Survive PLUS ~頂点への道~BACK NUMBER
かつては格上だった相手に「余裕」。
吉田麻也がオランダで実感した成長。
posted2015/08/20 10:50
text by
西川結城Yuki Nishikawa
photograph by
AFLO
オランダで迎える、久々の公式戦ピッチとなった。
8月6日、EL(ヨーロッパリーグ)予選・フィテッセ対サウサンプトンの2ndレグ。その前週に行われた1stレグで、サウサンプトンはホームで3-0の快勝。揚々と、オランダはアーネムの街に乗り込んできていた。
吉田麻也にとって、オランダは欧州でのキャリアをスタートさせた地。2010-11シーズンから2年間、VVVフェンロで研鑽を積んだ。オランダ1部・エールディビジの中でも下位にいた当時のVVVにあって、毎試合厳しい戦いを強いられることがほとんどだった。
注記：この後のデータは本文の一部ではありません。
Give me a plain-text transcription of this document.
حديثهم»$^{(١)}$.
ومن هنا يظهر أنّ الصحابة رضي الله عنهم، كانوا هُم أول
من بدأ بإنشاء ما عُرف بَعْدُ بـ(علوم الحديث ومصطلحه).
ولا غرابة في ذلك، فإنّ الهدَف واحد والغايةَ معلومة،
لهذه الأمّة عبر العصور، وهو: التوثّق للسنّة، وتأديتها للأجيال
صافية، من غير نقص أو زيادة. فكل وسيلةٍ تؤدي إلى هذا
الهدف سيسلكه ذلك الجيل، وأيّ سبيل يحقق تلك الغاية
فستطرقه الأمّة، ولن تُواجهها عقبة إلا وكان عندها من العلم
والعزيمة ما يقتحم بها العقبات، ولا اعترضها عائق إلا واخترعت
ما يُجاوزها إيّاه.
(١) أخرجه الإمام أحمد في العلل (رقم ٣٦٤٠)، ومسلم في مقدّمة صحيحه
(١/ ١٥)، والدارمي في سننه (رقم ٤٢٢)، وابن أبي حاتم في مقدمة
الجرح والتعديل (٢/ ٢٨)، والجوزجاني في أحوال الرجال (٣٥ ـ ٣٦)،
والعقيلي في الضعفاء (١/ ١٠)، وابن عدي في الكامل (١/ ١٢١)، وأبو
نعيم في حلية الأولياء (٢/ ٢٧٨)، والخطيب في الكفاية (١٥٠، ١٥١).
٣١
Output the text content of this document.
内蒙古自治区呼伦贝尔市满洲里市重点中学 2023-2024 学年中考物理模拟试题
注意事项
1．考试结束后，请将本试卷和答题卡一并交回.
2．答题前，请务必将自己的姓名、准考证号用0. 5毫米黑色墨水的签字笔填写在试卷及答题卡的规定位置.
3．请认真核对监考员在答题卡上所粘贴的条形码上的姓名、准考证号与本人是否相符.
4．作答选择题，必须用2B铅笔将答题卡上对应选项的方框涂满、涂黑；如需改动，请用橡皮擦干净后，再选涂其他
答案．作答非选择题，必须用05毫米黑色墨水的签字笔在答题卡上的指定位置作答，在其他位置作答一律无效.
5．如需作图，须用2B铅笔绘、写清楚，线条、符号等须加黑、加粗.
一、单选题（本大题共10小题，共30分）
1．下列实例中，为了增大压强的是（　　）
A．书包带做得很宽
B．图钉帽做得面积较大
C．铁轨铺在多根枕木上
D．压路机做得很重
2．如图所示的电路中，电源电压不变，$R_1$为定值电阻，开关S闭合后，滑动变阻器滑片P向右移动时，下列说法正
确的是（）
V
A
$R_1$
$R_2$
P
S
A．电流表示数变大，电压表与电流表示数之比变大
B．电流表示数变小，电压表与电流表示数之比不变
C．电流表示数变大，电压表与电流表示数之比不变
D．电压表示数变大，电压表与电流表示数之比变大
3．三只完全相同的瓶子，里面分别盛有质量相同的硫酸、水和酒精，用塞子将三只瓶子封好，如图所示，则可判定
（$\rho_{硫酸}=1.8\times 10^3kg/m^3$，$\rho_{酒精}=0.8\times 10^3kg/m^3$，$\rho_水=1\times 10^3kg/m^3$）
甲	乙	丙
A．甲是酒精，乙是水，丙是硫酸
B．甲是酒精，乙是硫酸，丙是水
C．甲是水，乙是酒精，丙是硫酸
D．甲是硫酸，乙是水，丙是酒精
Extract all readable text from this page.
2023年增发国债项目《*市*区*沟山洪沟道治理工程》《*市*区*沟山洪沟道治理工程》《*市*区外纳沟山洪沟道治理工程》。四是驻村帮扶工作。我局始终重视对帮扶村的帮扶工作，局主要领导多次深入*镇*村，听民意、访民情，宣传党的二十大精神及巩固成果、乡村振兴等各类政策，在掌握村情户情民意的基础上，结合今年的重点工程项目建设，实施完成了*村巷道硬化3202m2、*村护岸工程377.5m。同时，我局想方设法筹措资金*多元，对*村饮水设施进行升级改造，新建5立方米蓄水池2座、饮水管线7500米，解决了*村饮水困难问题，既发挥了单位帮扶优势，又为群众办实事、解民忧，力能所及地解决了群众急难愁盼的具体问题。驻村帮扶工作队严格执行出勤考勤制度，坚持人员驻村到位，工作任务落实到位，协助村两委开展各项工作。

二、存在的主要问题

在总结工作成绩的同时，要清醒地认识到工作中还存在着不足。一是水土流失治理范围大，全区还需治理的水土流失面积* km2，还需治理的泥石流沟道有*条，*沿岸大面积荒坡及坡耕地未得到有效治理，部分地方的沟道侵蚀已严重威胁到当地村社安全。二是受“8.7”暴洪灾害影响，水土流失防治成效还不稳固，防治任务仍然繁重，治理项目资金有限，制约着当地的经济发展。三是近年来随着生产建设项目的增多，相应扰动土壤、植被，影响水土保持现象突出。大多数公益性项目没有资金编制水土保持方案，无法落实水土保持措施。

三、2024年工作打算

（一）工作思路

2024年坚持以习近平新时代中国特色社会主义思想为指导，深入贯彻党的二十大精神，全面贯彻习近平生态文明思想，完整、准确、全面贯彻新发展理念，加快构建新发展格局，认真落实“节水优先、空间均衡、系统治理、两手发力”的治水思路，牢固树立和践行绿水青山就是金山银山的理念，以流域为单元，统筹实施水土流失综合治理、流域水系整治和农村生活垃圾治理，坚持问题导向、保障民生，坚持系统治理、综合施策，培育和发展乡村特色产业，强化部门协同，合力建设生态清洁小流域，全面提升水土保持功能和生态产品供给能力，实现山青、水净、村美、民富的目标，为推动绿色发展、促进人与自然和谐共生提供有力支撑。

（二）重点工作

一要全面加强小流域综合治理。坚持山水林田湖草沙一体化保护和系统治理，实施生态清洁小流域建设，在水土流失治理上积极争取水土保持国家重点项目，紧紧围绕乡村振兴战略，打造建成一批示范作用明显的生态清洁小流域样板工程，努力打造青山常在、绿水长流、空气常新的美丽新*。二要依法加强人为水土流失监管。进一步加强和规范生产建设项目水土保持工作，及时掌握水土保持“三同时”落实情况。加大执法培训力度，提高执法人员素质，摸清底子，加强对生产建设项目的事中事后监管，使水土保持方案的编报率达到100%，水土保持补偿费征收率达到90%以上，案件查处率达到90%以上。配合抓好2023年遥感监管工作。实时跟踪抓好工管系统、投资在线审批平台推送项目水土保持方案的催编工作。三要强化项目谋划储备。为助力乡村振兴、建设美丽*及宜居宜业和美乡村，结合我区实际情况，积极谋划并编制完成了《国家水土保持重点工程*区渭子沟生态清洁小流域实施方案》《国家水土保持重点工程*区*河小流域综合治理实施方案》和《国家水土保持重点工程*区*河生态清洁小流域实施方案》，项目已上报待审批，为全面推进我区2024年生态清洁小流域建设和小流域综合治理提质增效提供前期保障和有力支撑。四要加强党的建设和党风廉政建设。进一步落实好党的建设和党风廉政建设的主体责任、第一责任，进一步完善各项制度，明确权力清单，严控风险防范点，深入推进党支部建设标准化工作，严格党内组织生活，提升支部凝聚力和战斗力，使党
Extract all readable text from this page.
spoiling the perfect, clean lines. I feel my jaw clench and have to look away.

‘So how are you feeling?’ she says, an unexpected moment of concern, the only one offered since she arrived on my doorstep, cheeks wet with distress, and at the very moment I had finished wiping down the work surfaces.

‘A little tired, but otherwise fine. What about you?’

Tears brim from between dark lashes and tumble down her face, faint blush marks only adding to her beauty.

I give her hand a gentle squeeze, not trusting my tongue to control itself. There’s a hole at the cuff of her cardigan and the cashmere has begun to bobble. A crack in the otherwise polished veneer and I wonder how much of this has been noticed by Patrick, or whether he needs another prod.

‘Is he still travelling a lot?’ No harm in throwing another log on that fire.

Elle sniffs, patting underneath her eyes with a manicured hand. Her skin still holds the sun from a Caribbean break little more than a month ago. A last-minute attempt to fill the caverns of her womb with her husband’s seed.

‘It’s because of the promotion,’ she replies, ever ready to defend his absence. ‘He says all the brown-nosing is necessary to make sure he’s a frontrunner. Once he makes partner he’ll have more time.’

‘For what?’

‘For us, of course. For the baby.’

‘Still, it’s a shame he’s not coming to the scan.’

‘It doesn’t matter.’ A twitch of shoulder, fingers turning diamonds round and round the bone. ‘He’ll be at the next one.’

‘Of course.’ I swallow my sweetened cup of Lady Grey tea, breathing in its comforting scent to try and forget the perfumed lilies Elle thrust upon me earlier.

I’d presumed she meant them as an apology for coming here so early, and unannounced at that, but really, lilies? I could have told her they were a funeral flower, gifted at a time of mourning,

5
吉田も当時は「常にどんな試合でも攻め込まれることがほとんど。DFとしてセンターバック(CB)として、間違いなく良い経験になっている」と、苦笑交じりで語っていたことが思い出される。
7月、サウサンプトンはオランダでプレシーズンの試合を戦った。相手は、フェイエノールト。吉田がエールディビジで戦っていた頃は、当然格上だった有名クラブである。
その試合で、吉田はFKからヘディングでゴールを奪ってみせた。中盤のプレーメーカーであるスティーブン・デイビスが蹴ったボールの精度も高かったが、うまくマークを外してGKの逆を突くコースにシュートを放った吉田のプレーも素晴らしかった。
「今日の相手はタイトには感じなかった」
試合後、英語のインタビューでこんなことを話していた。
「普段、プレミアリーグではFKの場面で簡単にマークを外せたりフリーになれることは少ない。でもその経験が生きたのか、今日の相手のプレーはタイトには感じなかった」
さらにフィテッセとのEL予選1stレグでも、CBとして相手攻撃陣を寄せ付けない安定した守備を披露し、無失点で勝利した。
いずれも、3年前までは苦しんでいた相手である。それが今は、良い意味で余裕のある対応で、敵を退けるまでになっていた。
結局、2ndレグもサウサンプトンが2点を奪い、無失点でフィテッセに快勝した。